Et si on se mettait un peu derrière le guichet le Lundi matin, juste pour voir ? Devant soi une file de 30 ou 40 personnes mécontentes, le chef ( un chieur evidemment !)dans le bureau derrière et pour bosser un ordi muni d'un logiciel de m*rde c*nçu par des mecs qui ne se préoccupent même pas de l'avis de celui qui va l'utiliser... On ferait mieux ?
La fonction publique c'est vachement généreux et louable comme concept, comme idée. Dans les faits, ce que j'en ai vu c'est qu'au final, le service à rendre au public était le support de conflits d'intérêts, d'obtention de budget ( et pas forcément pour être plus efficace, mais pour faire chier celui d'en face !). Aussi, je pense que le "ménage" doit ^tre fait, mais je n'y crois pas. En fait la seule différence entre le public et le privé, c'est que dans le privé, tu vois le couteau avant de te faire planter.
Les renseignement téléphoniques ça a toujours eu un coût...Aujourd'hui, c'est celui qui l'utilise qui le paye, ça ne me parait pas anormal.

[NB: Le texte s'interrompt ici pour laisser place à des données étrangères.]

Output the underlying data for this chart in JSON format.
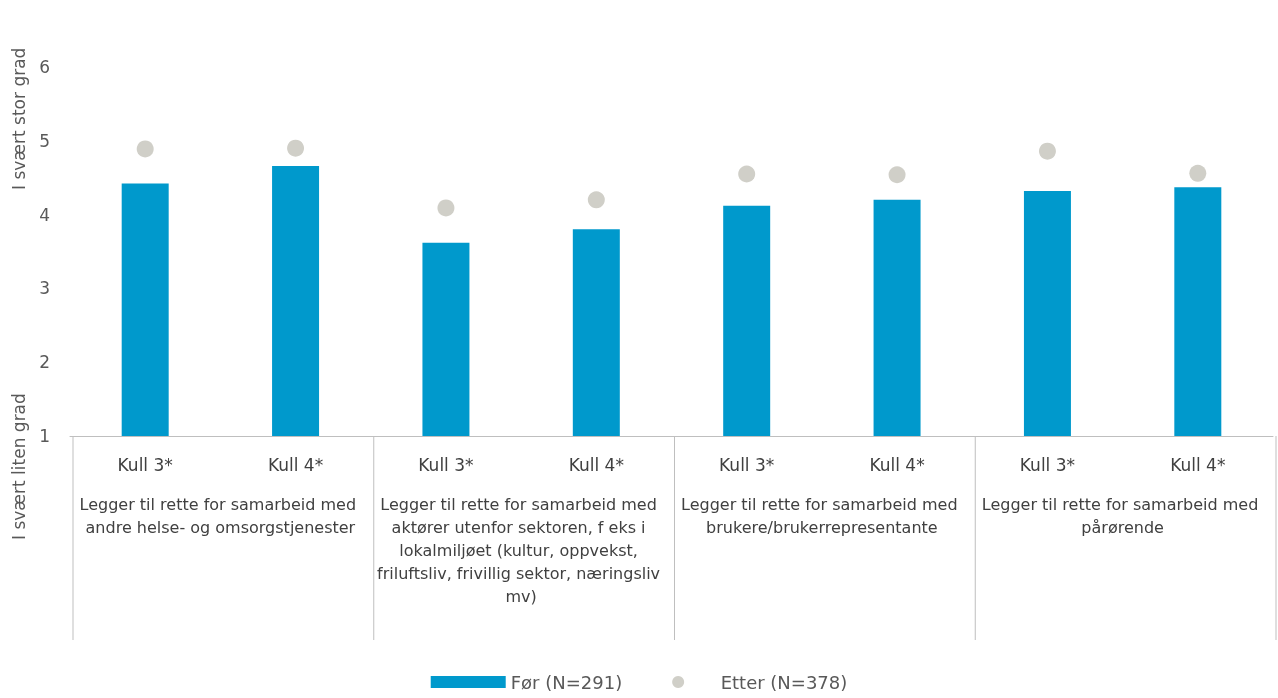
{
  "chart_data": {
    "type": "bar",
    "ylabel": "I svært stor grad",
    "categories": [
      "Kull 3*",
      "Kull 4*",
      "Kull 3*",
      "Kull 4*",
      "Kull 3*",
      "Kull 4*",
      "Kull 3*",
      "Kull 4*"
    ],
    "series": [
      {
        "name": "Før (N=291)",
        "color": "#0099cc",
        "values": [
          4.42,
          4.66,
          3.62,
          3.8,
          4.12,
          4.2,
          4.32,
          4.37
        ]
      },
      {
        "name": "Etter (N=378)",
        "type": "scatter",
        "color": "#d0cfc8",
        "marker": "circle",
        "values": [
          4.89,
          4.9,
          4.09,
          4.2,
          4.55,
          4.54,
          4.86,
          4.56
        ]
      }
    ],
    "ylim": [
      1,
      6
    ],
    "yticks": [
      1,
      2,
      3,
      4,
      5,
      6
    ],
    "grid": false,
    "legend": "bottom",
    "annotations": [
      "Legger til rette for samarbeid med andre helse- og omsorgstjenester",
      "Legger til rette for samarbeid med aktører utenfor sektoren, f eks i lokalmiljøet (kultur, oppvekst, friluftsliv, frivillig sektor, næringsliv mv)",
      "Legger til rette for samarbeid med brukere/brukerrepresentante",
      "Legger til rette for samarbeid med pårørende",
      "I svært liten grad"
    ]
  }
}
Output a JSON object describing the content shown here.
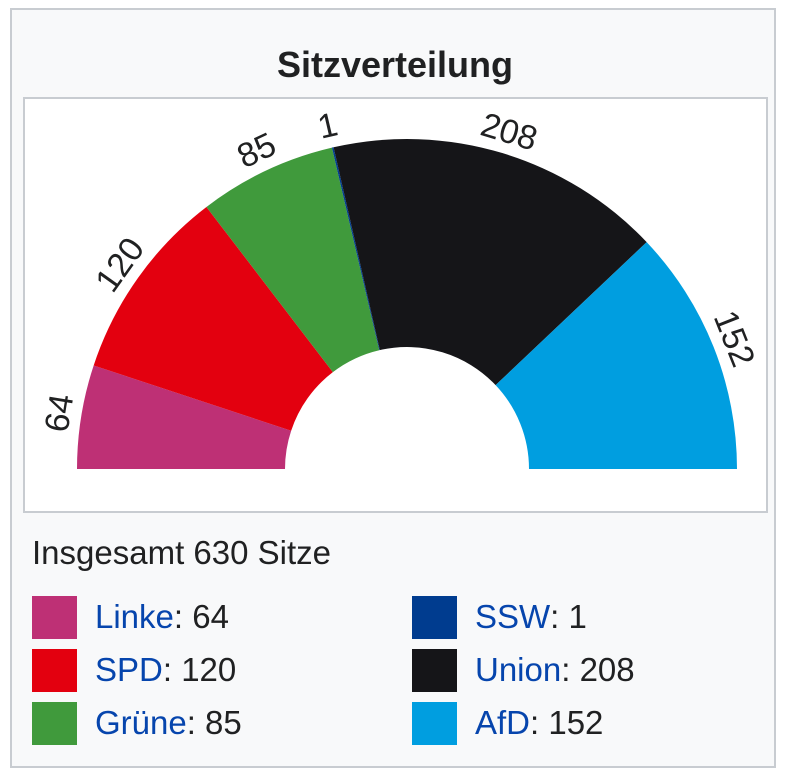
{
  "title": "Sitzverteilung",
  "total_text": "Insgesamt 630 Sitze",
  "chart_data": {
    "type": "pie",
    "variant": "parliament-semicircle",
    "total": 630,
    "series": [
      {
        "name": "Linke",
        "value": 64,
        "color": "#be3075"
      },
      {
        "name": "SPD",
        "value": 120,
        "color": "#e3000f"
      },
      {
        "name": "Grüne",
        "value": 85,
        "color": "#409a3c"
      },
      {
        "name": "SSW",
        "value": 1,
        "color": "#003c8f"
      },
      {
        "name": "Union",
        "value": 208,
        "color": "#151518"
      },
      {
        "name": "AfD",
        "value": 152,
        "color": "#009ee0"
      }
    ]
  },
  "legend": [
    {
      "name": "Linke",
      "value": ": 64",
      "color": "#be3075"
    },
    {
      "name": "SPD",
      "value": ": 120",
      "color": "#e3000f"
    },
    {
      "name": "Grüne",
      "value": ": 85",
      "color": "#409a3c"
    },
    {
      "name": "SSW",
      "value": ": 1",
      "color": "#003c8f"
    },
    {
      "name": "Union",
      "value": ": 208",
      "color": "#151518"
    },
    {
      "name": "AfD",
      "value": ": 152",
      "color": "#009ee0"
    }
  ]
}
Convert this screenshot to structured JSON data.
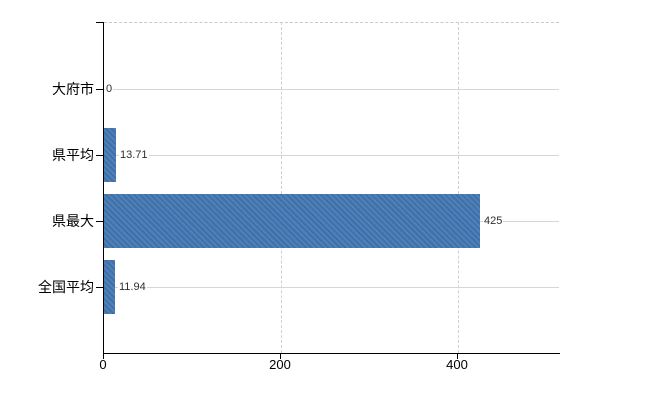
{
  "chart_data": {
    "type": "bar",
    "orientation": "horizontal",
    "categories": [
      "大府市",
      "県平均",
      "県最大",
      "全国平均"
    ],
    "values": [
      0,
      13.71,
      425,
      11.94
    ],
    "value_labels": [
      "0",
      "13.71",
      "425",
      "11.94"
    ],
    "x_ticks": [
      0,
      200,
      400
    ],
    "x_tick_labels": [
      "0",
      "200",
      "400"
    ],
    "xlim": [
      0,
      514
    ],
    "grid": {
      "horizontal": "solid",
      "vertical": "dashed",
      "plot_top_border": "dashed"
    },
    "legend": "none",
    "colors": {
      "bar": "#4276b2",
      "horizontal_gridline": "#d6d6d6",
      "vertical_gridline": "#d0d0d0",
      "plot_top_border": "#c9c9c9",
      "axis": "#000000",
      "category_text": "#000000",
      "value_label_text": "#2e2e2e",
      "background": "#ffffff"
    }
  }
}
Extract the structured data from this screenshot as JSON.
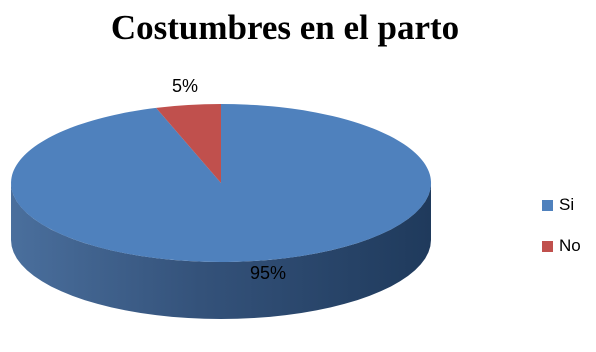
{
  "chart_data": {
    "type": "pie",
    "title": "Costumbres en el parto",
    "categories": [
      "Si",
      "No"
    ],
    "values": [
      95,
      5
    ],
    "data_labels": [
      "95%",
      "5%"
    ],
    "colors": [
      "#4F81BD",
      "#C0504D"
    ],
    "legend_placement": "right",
    "style": "3d"
  }
}
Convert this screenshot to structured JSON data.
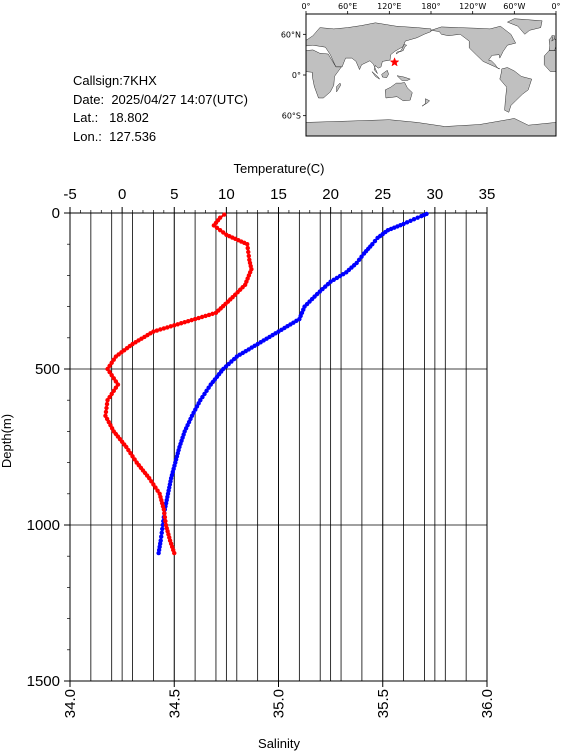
{
  "info": {
    "callsign_label": "Callsign:",
    "callsign": "7KHX",
    "date_label": "Date:",
    "date": "2025/04/27 14:07(UTC)",
    "lat_label": "Lat.:",
    "lat": "18.802",
    "lon_label": "Lon.:",
    "lon": "127.536"
  },
  "map": {
    "top_labels": [
      "0°",
      "60°E",
      "120°E",
      "180°",
      "120°W",
      "60°W",
      "0°"
    ],
    "left_labels": [
      "60°N",
      "0°",
      "60°S"
    ],
    "land_color": "#c0c0c0",
    "ocean_color": "#ffffff",
    "marker_color": "#ff0000",
    "marker_icon": "star-icon"
  },
  "chart_data": {
    "type": "line",
    "top_axis_label": "Temperature(C)",
    "bottom_axis_label": "Salinity",
    "left_axis_label": "Depth(m)",
    "temperature_ticks": [
      "-5",
      "0",
      "5",
      "10",
      "15",
      "20",
      "25",
      "30",
      "35"
    ],
    "salinity_ticks": [
      "34.0",
      "34.5",
      "35.0",
      "35.5",
      "36.0"
    ],
    "depth_ticks": [
      "0",
      "500",
      "1000",
      "1500"
    ],
    "temperature_range": [
      -5,
      35
    ],
    "salinity_range": [
      34.0,
      36.0
    ],
    "depth_range": [
      0,
      1500
    ],
    "depth_inverted": true,
    "grid": true,
    "series": [
      {
        "quantity": "temperature",
        "color": "#0000ff",
        "points": [
          [
            29.2,
            3
          ],
          [
            28.7,
            10
          ],
          [
            28.0,
            20
          ],
          [
            27.0,
            35
          ],
          [
            25.5,
            55
          ],
          [
            24.5,
            80
          ],
          [
            24.0,
            100
          ],
          [
            23.2,
            130
          ],
          [
            22.5,
            160
          ],
          [
            21.5,
            190
          ],
          [
            20.0,
            220
          ],
          [
            18.7,
            260
          ],
          [
            17.5,
            300
          ],
          [
            17.0,
            340
          ],
          [
            15.0,
            380
          ],
          [
            13.0,
            420
          ],
          [
            11.0,
            460
          ],
          [
            9.7,
            500
          ],
          [
            8.5,
            550
          ],
          [
            7.5,
            600
          ],
          [
            6.7,
            650
          ],
          [
            6.0,
            700
          ],
          [
            5.5,
            750
          ],
          [
            5.1,
            800
          ],
          [
            4.7,
            850
          ],
          [
            4.4,
            900
          ],
          [
            4.1,
            950
          ],
          [
            3.9,
            1000
          ],
          [
            3.7,
            1050
          ],
          [
            3.5,
            1090
          ]
        ]
      },
      {
        "quantity": "salinity",
        "color": "#ff0000",
        "points": [
          [
            34.74,
            5
          ],
          [
            34.72,
            15
          ],
          [
            34.69,
            40
          ],
          [
            34.75,
            70
          ],
          [
            34.85,
            100
          ],
          [
            34.86,
            150
          ],
          [
            34.87,
            180
          ],
          [
            34.84,
            230
          ],
          [
            34.78,
            270
          ],
          [
            34.7,
            320
          ],
          [
            34.55,
            350
          ],
          [
            34.4,
            380
          ],
          [
            34.3,
            420
          ],
          [
            34.22,
            460
          ],
          [
            34.18,
            500
          ],
          [
            34.2,
            520
          ],
          [
            34.23,
            550
          ],
          [
            34.18,
            600
          ],
          [
            34.17,
            650
          ],
          [
            34.21,
            700
          ],
          [
            34.27,
            750
          ],
          [
            34.32,
            800
          ],
          [
            34.38,
            850
          ],
          [
            34.43,
            900
          ],
          [
            34.45,
            950
          ],
          [
            34.46,
            1000
          ],
          [
            34.48,
            1050
          ],
          [
            34.5,
            1090
          ]
        ]
      }
    ]
  }
}
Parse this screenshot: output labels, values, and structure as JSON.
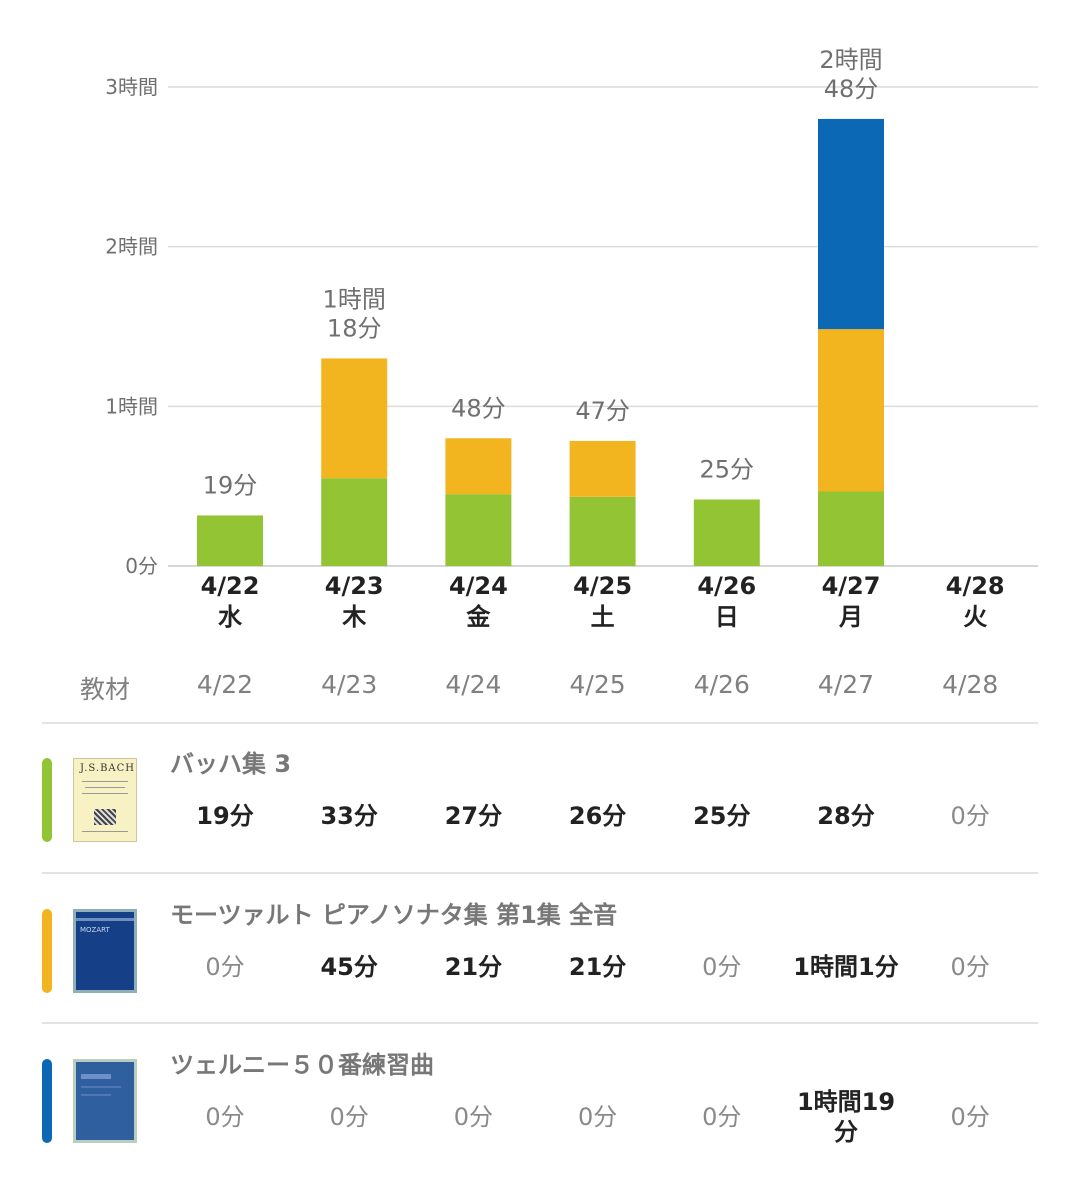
{
  "chart_data": {
    "type": "bar",
    "stacked": true,
    "categories": [
      "4/22",
      "4/23",
      "4/24",
      "4/25",
      "4/26",
      "4/27",
      "4/28"
    ],
    "weekdays": [
      "水",
      "木",
      "金",
      "土",
      "日",
      "月",
      "火"
    ],
    "y_ticks": [
      "0分",
      "1時間",
      "2時間",
      "3時間"
    ],
    "ylim_minutes": [
      0,
      180
    ],
    "grid": true,
    "series": [
      {
        "name": "バッハ集 3",
        "color": "#93c434",
        "values": [
          19,
          33,
          27,
          26,
          25,
          28,
          0
        ]
      },
      {
        "name": "モーツァルト ピアノソナタ集 第1集 全音",
        "color": "#f2b51f",
        "values": [
          0,
          45,
          21,
          21,
          0,
          61,
          0
        ]
      },
      {
        "name": "ツェルニー５０番練習曲",
        "color": "#0b68b4",
        "values": [
          0,
          0,
          0,
          0,
          0,
          79,
          0
        ]
      }
    ],
    "total_labels": [
      [
        "19分"
      ],
      [
        "1時間",
        "18分"
      ],
      [
        "48分"
      ],
      [
        "47分"
      ],
      [
        "25分"
      ],
      [
        "2時間",
        "48分"
      ],
      []
    ]
  },
  "table": {
    "header_label": "教材",
    "dates": [
      "4/22",
      "4/23",
      "4/24",
      "4/25",
      "4/26",
      "4/27",
      "4/28"
    ],
    "rows": [
      {
        "title": "バッハ集 3",
        "color": "#93c434",
        "thumb": "bach-book-cover",
        "cover_text": "J.S.BACH",
        "cells": [
          "19分",
          "33分",
          "27分",
          "26分",
          "25分",
          "28分",
          "0分"
        ]
      },
      {
        "title": "モーツァルト ピアノソナタ集 第1集 全音",
        "color": "#f2b51f",
        "thumb": "mozart-book-cover",
        "cover_text": "MOZART",
        "cells": [
          "0分",
          "45分",
          "21分",
          "21分",
          "0分",
          "1時間1分",
          "0分"
        ]
      },
      {
        "title": "ツェルニー５０番練習曲",
        "color": "#0b68b4",
        "thumb": "czerny-book-cover",
        "cells": [
          "0分",
          "0分",
          "0分",
          "0分",
          "0分",
          "1時間19分",
          "0分"
        ]
      }
    ]
  }
}
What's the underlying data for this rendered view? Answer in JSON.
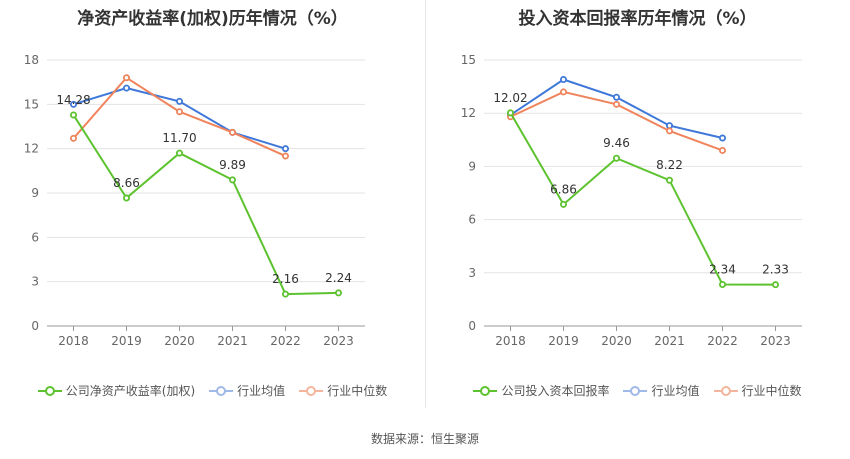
{
  "chart_data": [
    {
      "type": "line",
      "title": "净资产收益率(加权)历年情况（%）",
      "categories": [
        "2018",
        "2019",
        "2020",
        "2021",
        "2022",
        "2023"
      ],
      "ylim": [
        0,
        18
      ],
      "yticks": [
        0,
        3,
        6,
        9,
        12,
        15,
        18
      ],
      "series": [
        {
          "name": "公司净资产收益率(加权)",
          "color": "#5cc22e",
          "values": [
            14.28,
            8.66,
            11.7,
            9.89,
            2.16,
            2.24
          ],
          "labels": [
            "14.28",
            "8.66",
            "11.70",
            "9.89",
            "2.16",
            "2.24"
          ]
        },
        {
          "name": "行业均值",
          "color": "#3f78d9",
          "values": [
            15.0,
            16.1,
            15.2,
            13.1,
            12.0,
            null
          ]
        },
        {
          "name": "行业中位数",
          "color": "#f0845c",
          "values": [
            12.7,
            16.8,
            14.5,
            13.1,
            11.5,
            null
          ]
        }
      ]
    },
    {
      "type": "line",
      "title": "投入资本回报率历年情况（%）",
      "categories": [
        "2018",
        "2019",
        "2020",
        "2021",
        "2022",
        "2023"
      ],
      "ylim": [
        0,
        15
      ],
      "yticks": [
        0,
        3,
        6,
        9,
        12,
        15
      ],
      "series": [
        {
          "name": "公司投入资本回报率",
          "color": "#5cc22e",
          "values": [
            12.02,
            6.86,
            9.46,
            8.22,
            2.34,
            2.33
          ],
          "labels": [
            "12.02",
            "6.86",
            "9.46",
            "8.22",
            "2.34",
            "2.33"
          ]
        },
        {
          "name": "行业均值",
          "color": "#3f78d9",
          "values": [
            11.9,
            13.9,
            12.9,
            11.3,
            10.6,
            null
          ]
        },
        {
          "name": "行业中位数",
          "color": "#f0845c",
          "values": [
            11.8,
            13.2,
            12.5,
            11.0,
            9.9,
            null
          ]
        }
      ]
    }
  ],
  "footer": {
    "source": "数据来源：恒生聚源"
  }
}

Essayer de nous faire croire qu'avant c'était "gratuit" ( c'était juste facturé différemment, les standardistes du "12" elles avaient un salaire bien evidemment), c'est nous prendre pour des cons.Grosse maladresse de ma part : les propos de Modl, ni lui même, ne sont en aucun cas visés, je parlais de la situation : la poste qui,à l'époque, prétendait que le 12 c'était gratuit et nous on y croyait, alors que de toute évidence, c'était faux.
Je réitère mes excuses cette fois-ci en public, parce que je l'ai froissé bien inutilement.